Depuis 1987, le 11 octobre est considéré comme la journée internationale du coming out, c’est-à-dire de l’annonce de son orientation sexuelle ou identité de genre à son entourage. Moment douloureux pour certains, événement heureux pour d’autres, le coming out revêt de nombreuses formes. A La Réunion, où le poids de la religion et du regard des autres peuvent encore se faire ressentir, les personnes LGBTQIA+ (lesbiennes, gays, bisexuelles, transgenres, queers, intersexes et asexuelles) commencent petit à petit à se faire entendre. Quatre personnes ont accepté de témoigner pour Imaz Press Réunion (Photo d'illustration rb/www.imazpress.com)
« Je n’ai jamais vraiment eu besoin de faire de coming out. Pour tout le monde, ça a toujours été inscrit sur mon front que je ne suis pas hétérosexuel » plaisante Guillaume, étudiant aux Beaux-Arts de 23 ans.
« Pour ma famille comme pour mon entourage, cela a plus ou moins été une évidence, on ne m’a jamais posé la question. C’est quand je leur ai annoncé que je ne suis pas gay, mais bisexuel, que cela a été plus compliqué. Pour beaucoup, l’orientation sexuelle est binaire : on est soit gay, soit hétéro, mais on ne peut pas aimer les deux » explique-t-il.
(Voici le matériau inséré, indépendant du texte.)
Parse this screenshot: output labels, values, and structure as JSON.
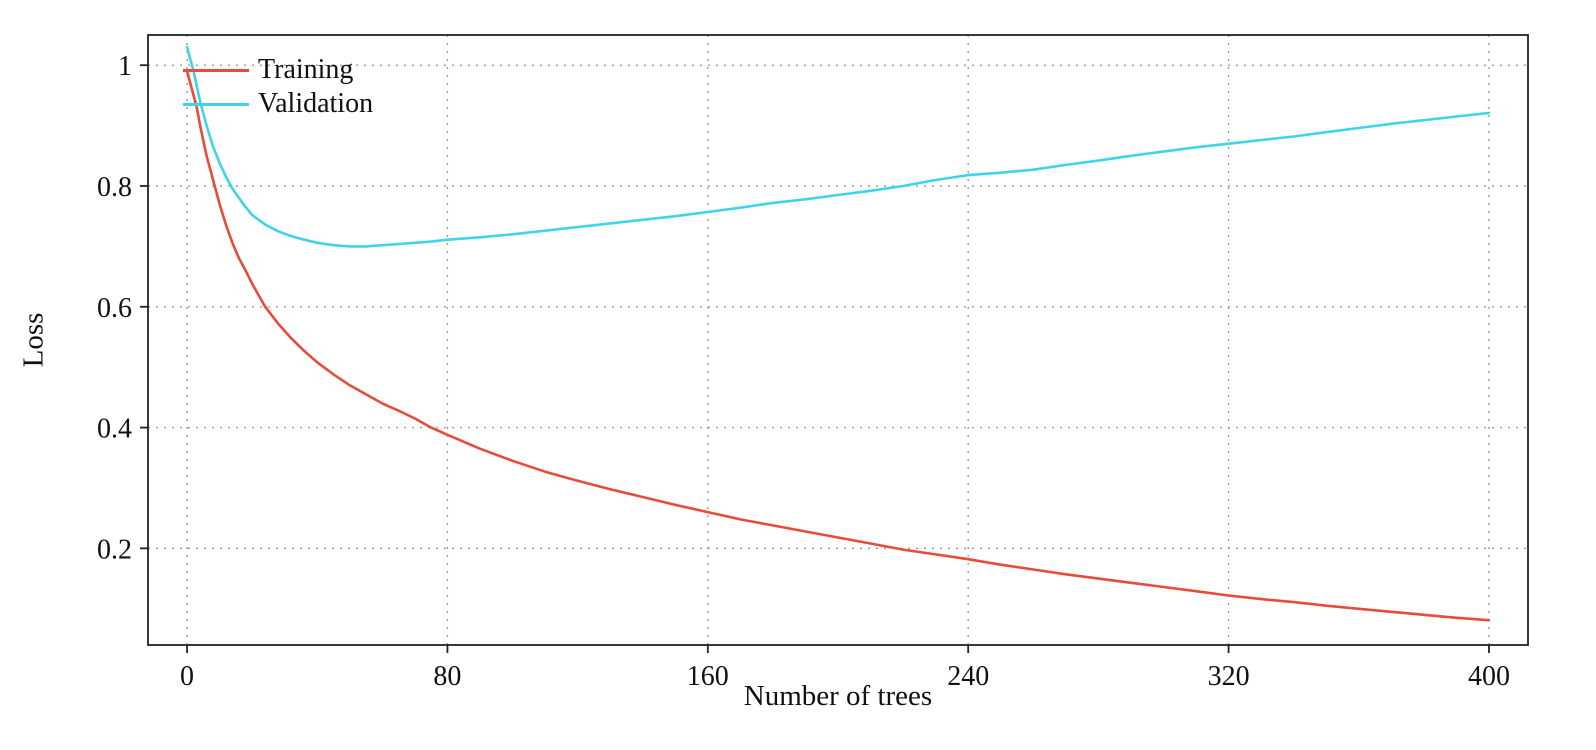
{
  "chart_data": {
    "type": "line",
    "title": "",
    "xlabel": "Number of trees",
    "ylabel": "Loss",
    "xlim": [
      -12,
      412
    ],
    "ylim": [
      0.04,
      1.05
    ],
    "xticks": [
      0,
      80,
      160,
      240,
      320,
      400
    ],
    "yticks": [
      0.2,
      0.4,
      0.6,
      0.8,
      1
    ],
    "grid": true,
    "legend_position": "top-left",
    "series": [
      {
        "name": "Training",
        "color": "#e64c3c",
        "x": [
          0,
          1,
          2,
          3,
          4,
          6,
          8,
          10,
          12,
          14,
          16,
          18,
          20,
          24,
          28,
          32,
          36,
          40,
          45,
          50,
          55,
          60,
          65,
          70,
          75,
          80,
          90,
          100,
          110,
          120,
          130,
          140,
          150,
          160,
          170,
          180,
          190,
          200,
          210,
          220,
          230,
          240,
          250,
          260,
          270,
          280,
          290,
          300,
          310,
          320,
          330,
          340,
          350,
          360,
          370,
          380,
          390,
          400
        ],
        "y": [
          0.99,
          0.97,
          0.95,
          0.93,
          0.9,
          0.85,
          0.81,
          0.77,
          0.735,
          0.705,
          0.68,
          0.66,
          0.638,
          0.6,
          0.572,
          0.548,
          0.527,
          0.508,
          0.488,
          0.47,
          0.455,
          0.44,
          0.428,
          0.415,
          0.4,
          0.388,
          0.365,
          0.345,
          0.327,
          0.312,
          0.298,
          0.285,
          0.272,
          0.26,
          0.248,
          0.238,
          0.228,
          0.218,
          0.208,
          0.198,
          0.19,
          0.182,
          0.173,
          0.165,
          0.157,
          0.15,
          0.143,
          0.136,
          0.129,
          0.122,
          0.116,
          0.111,
          0.105,
          0.1,
          0.095,
          0.09,
          0.085,
          0.081
        ]
      },
      {
        "name": "Validation",
        "color": "#3fd4e9",
        "x": [
          0,
          1,
          2,
          3,
          4,
          6,
          8,
          10,
          12,
          14,
          16,
          18,
          20,
          24,
          28,
          32,
          36,
          40,
          45,
          50,
          55,
          60,
          65,
          70,
          75,
          80,
          90,
          100,
          110,
          120,
          130,
          140,
          150,
          160,
          170,
          180,
          190,
          200,
          210,
          220,
          230,
          240,
          250,
          260,
          270,
          280,
          290,
          300,
          310,
          320,
          330,
          340,
          350,
          360,
          370,
          380,
          390,
          400
        ],
        "y": [
          1.03,
          1.01,
          0.99,
          0.965,
          0.94,
          0.9,
          0.865,
          0.838,
          0.815,
          0.795,
          0.78,
          0.765,
          0.752,
          0.736,
          0.725,
          0.717,
          0.711,
          0.706,
          0.702,
          0.7,
          0.7,
          0.702,
          0.704,
          0.706,
          0.708,
          0.711,
          0.715,
          0.72,
          0.726,
          0.732,
          0.738,
          0.744,
          0.75,
          0.757,
          0.764,
          0.772,
          0.778,
          0.785,
          0.792,
          0.8,
          0.81,
          0.818,
          0.822,
          0.827,
          0.835,
          0.842,
          0.85,
          0.857,
          0.864,
          0.87,
          0.876,
          0.882,
          0.889,
          0.896,
          0.903,
          0.909,
          0.915,
          0.921
        ]
      }
    ]
  }
}
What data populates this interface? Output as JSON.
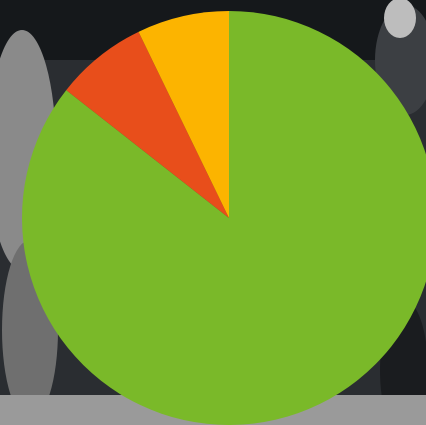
{
  "chart_data": {
    "type": "pie",
    "values": [
      85.6,
      7.2,
      7.2
    ],
    "colors": [
      "#7ab929",
      "#e84e1b",
      "#fcb400"
    ]
  }
}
« Je n’avais pas vraiment les mots pour décrire ce que j’étais, j’ai simplement annoncé que j’aimais les filles comme les garçons. Je me souviens de la première fois que j’ai annoncé aimer une fille vers mes 13 ou 14 ans. Mes parents m’ont dit « ah mais tu es hétéro en fait ». Le concept de bisexualité les dépassait complètement » se rappelle-t-il.
« Finalement, au lycée, j’étais catégorisé comme le gay de service, j’ai donc dû faire un coming out à l’envers pour dire que je n’étais pas gay mais bi, c’était un peu étrange » raconte-t-il.
Une expérience partagée par Raadj, lui aussi étudiant aux Beaux-Arts. « Pour certaines personnes, quand on annonce être bisexuel, c’est une façon pour nous de ne pas assumer d’être gay » observe le jeune homme de 22 ans. « Les gens m’ont souvent dit qu’un homme qui se dit bisexuel est un gay refoulé, qui n’assume pas son homosexualité et se cache derrière la bisexualité » abonde Guillaume.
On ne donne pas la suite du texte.